Dal suo eremo sito a Isola del Piano, dove vive frequentando pochi amici e con una madre anziana, una zia e una figlia piccola a carico, l’unico modo di comunicare con il mondo è quello di scrivere lunghe lettere al fratello Patrizio, agli amici intellettuali dell’epoca (su tutti Guido Ceronetti) e ad altre persone unite a lui per sensibilità e visione del mondo.
“La mia casa è stata venduta a pezzi; da un rigattiere tento di ricomprare qualche vecchio oggetto che giace a terra coperto di polvere.
Vedo per un momento la costa di Arenzano dove abbiamo festeggiato le nostre nozze.

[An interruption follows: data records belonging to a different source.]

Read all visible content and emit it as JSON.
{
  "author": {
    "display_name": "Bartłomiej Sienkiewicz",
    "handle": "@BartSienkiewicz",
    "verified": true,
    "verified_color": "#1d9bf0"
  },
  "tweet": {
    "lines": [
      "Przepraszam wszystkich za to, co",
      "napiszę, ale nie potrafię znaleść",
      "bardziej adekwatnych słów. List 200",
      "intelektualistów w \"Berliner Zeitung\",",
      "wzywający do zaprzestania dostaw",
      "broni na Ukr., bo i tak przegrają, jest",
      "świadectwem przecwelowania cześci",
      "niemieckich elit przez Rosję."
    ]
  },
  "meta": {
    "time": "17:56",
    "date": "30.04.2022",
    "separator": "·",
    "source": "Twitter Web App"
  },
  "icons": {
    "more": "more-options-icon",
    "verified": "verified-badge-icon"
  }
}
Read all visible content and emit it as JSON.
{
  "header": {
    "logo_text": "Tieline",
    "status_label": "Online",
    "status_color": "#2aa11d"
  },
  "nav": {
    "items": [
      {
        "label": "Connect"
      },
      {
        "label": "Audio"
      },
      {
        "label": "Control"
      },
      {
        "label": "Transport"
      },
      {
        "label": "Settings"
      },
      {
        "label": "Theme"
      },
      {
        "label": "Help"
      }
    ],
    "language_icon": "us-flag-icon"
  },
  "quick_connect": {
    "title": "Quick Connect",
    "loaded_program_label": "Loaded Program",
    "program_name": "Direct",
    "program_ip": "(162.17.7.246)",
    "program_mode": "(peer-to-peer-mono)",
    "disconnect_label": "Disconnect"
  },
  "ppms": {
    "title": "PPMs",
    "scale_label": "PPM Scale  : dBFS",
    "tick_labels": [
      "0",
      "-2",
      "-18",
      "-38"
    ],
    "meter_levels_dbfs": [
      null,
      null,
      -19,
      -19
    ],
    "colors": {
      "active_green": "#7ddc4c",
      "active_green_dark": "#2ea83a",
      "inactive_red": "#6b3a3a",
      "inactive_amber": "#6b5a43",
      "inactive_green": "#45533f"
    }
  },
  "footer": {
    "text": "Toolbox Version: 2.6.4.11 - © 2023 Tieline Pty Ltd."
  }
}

Una scalinata conduce a un nuovissimo istituto per il cancro. Ci sono piante arrampicanti fra i due ingressi: a destra si entra in una specie di museo dove vengono illustrate ipotesi sull’origine della malattia. Si vede la prua sgangherata di una vecchia imbarcazione che s’immerge e riemerge dall’acqua, il legno è ormai fradicio, marcio, si sfascia. Pare che la polvere di questo legno imputridito porti il contagio. Dall’ingresso di sinistra si entra nel centro di diagnosi e terapia. Ci vado con Stefania che sottopongono a diverse analisi. Leggono i risultati, i referti, le schede, sono tutte irrimediabili prognosi di morte. Hanno compilato una scheda anche per Pia. Stefania è incinta, partorisce prematuramente il nostro secondo figlio.
Ma io intanto sento il miracolo della vita di Stefania accanto a me, sento che cos’era la sua presenza anche nell’incubo della malattia e della morte, anche nell’agonia. Mi sveglio e risveglio pieno di nostalgia di lei e di rimorso di essere vivo”.
I sogni raccolti in questo pamphlet sprofondano nell’abisso, tra visioni escatologiche e lampi di vuoto, come a chiudere i chiaro scuri di questo uomo così diverso il cui pensiero originale, ahimè, non è stato raccolto dalle generazioni future.
“Sono ad Alassio, il paese ligure dove sono nato. Un canneto brucia sulla riva del mare in burrasca”.